Сухомлинов был удивлен: на докладах у царя не положено было обсуждать дела других министров, и царь обычно этого не делал и не поручал тому или иному министру передавать его повеления другим министрам, не присутствующим при докладе, но делать было нечего, и сухо произнес:
— Слушаюсь, ваше величество. Передам непре…
— Посоветуйте от себя как бы, — прервал его царь, — а сам я скажу ему после.
Сухомлинов принял эти слова как недовольство деятельностью Сазонова. И тут краешком глаза заметил: на антресолях в уголке сидела царица и, как обычно при докладах министров, делала вид, что вяжет что-то.
На следующий день Санкт-Петербург стал Петроградом.

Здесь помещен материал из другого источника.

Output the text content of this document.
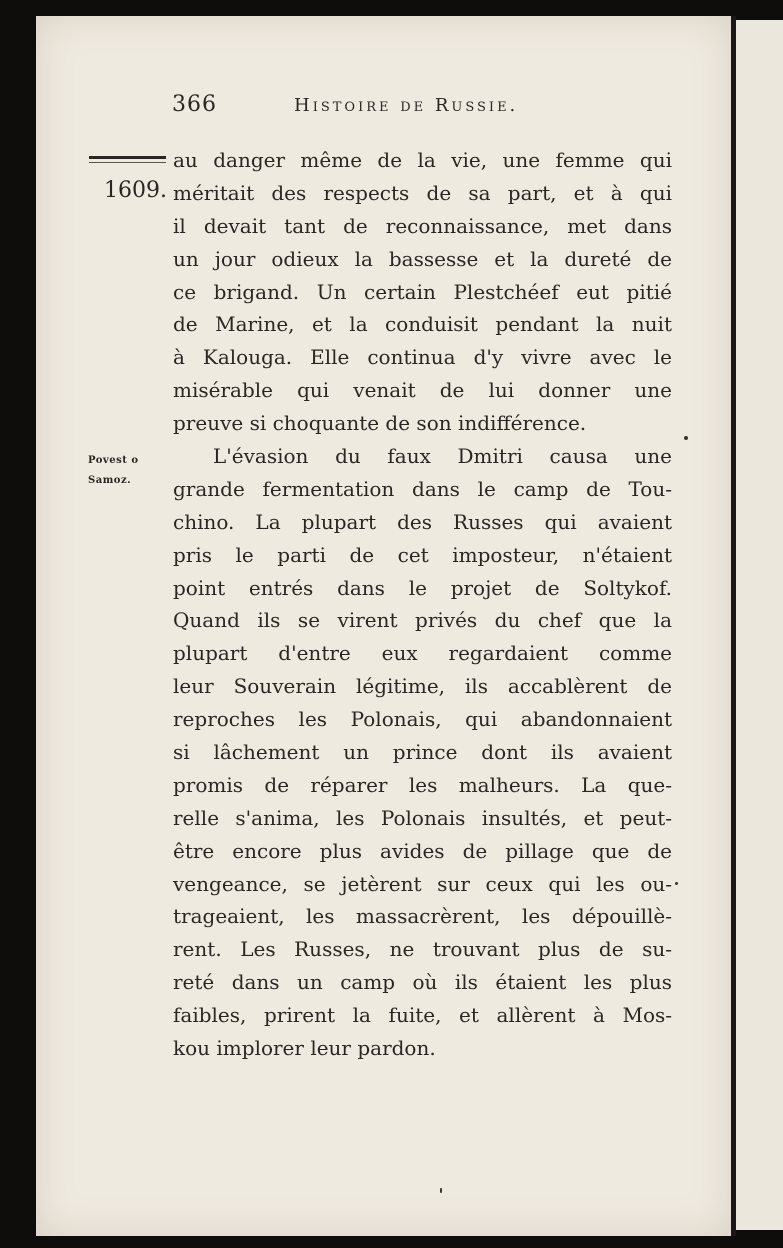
366	Histoire de Russie.
1609.
Povest o
Samoz.
au danger même de la vie, une femme qui
méritait des respects de sa part, et à qui
il devait tant de reconnaissance, met dans
un jour odieux la bassesse et la dureté de
ce brigand. Un certain Plestchéef eut pitié
de Marine, et la conduisit pendant la nuit
à Kalouga. Elle continua d'y vivre avec le
misérable qui venait de lui donner une
preuve si choquante de son indifférence.
L'évasion du faux Dmitri causa une
grande fermentation dans le camp de Tou-
chino. La plupart des Russes qui avaient
pris le parti de cet imposteur, n'étaient
point entrés dans le projet de Soltykof.
Quand ils se virent privés du chef que la
plupart d'entre eux regardaient comme
leur Souverain légitime, ils accablèrent de
reproches les Polonais, qui abandonnaient
si lâchement un prince dont ils avaient
promis de réparer les malheurs. La que-
relle s'anima, les Polonais insultés, et peut-
être encore plus avides de pillage que de
vengeance, se jetèrent sur ceux qui les ou-
trageaient, les massacrèrent, les dépouillè-
rent. Les Russes, ne trouvant plus de su-
reté dans un camp où ils étaient les plus
faibles, prirent la fuite, et allèrent à Mos-
kou implorer leur pardon.
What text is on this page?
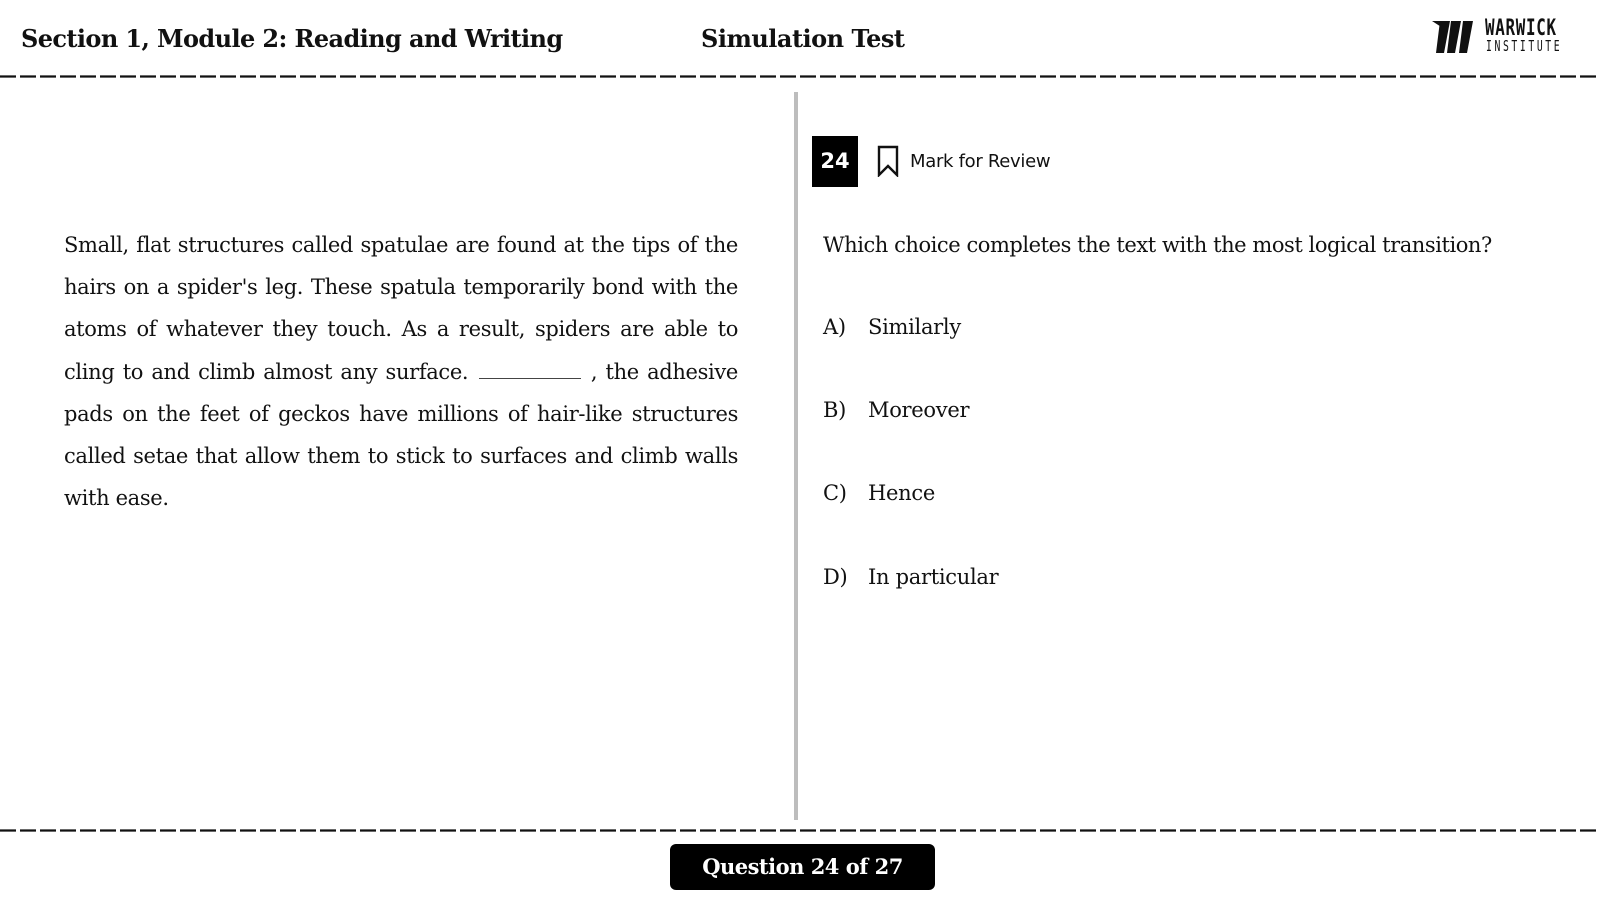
Section 1, Module 2: Reading and Writing	Simulation Test	WARWICK
INSTITUTE
Small, flat structures called spatulae are found at the tips of the hairs on a spider's leg. These spatula temporarily bond with the atoms of whatever they touch. As a result, spiders are able to cling to and climb almost any surface.	, the adhesive pads on the feet of geckos have millions of hair-like structures called setae that allow them to stick to surfaces and climb walls with ease.
24	Mark for Review
Which choice completes the text with the most logical transition?
A)	Similarly
B)	Moreover
C)	Hence
D) In particular
Question 24 of 27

Через двести десять лет после своего основания Петром Первым. Но газеты как бы и не заметили этого события. Да и было ли это событием — никто не мог бы сказать. Газеты ждали оглашения событий в Восточной Пруссии. Но генеральный штаб еще через день сообщил всего только:
«Вследствие накопившихся подкреплений, стянутых со всего фронта благодаря широко разветвленной сети железных дорог, превосходящие силы германцев обрушились на наши силы около двух корпусов, подвергнувшихся самому сильному обстрелу тяжелой артиллерией, от которых мы понесли большие потери…
Генерал Самсонов, Мартос, Пестич и некоторые чины штаба погибли».
И Петроград был повергнут в смятение. Ибо потери назывались самые невероятные: семьдесят тысяч… Сто тысяч… Сто десять тысяч солдат и пятьсот орудий.
Генерала Ренненкампфа открыто называли изменником.
Столица империи Российской впервые почувствовала грозное дыхание войны и приуныла, притихла, и обыватели уже оглядывались на восток: куда уезжать в случае продвижения противника в направлении Петрограда? И скептически смотрели на победу русского оружия в Карпатах, — будет то же, что случилось в Восточной Пруссии: сначала успехи, а потом вот как все обернулось — гибелью половины армии Самсонова. И самого Самсонова. А теперь очередь за Ренненкампфом…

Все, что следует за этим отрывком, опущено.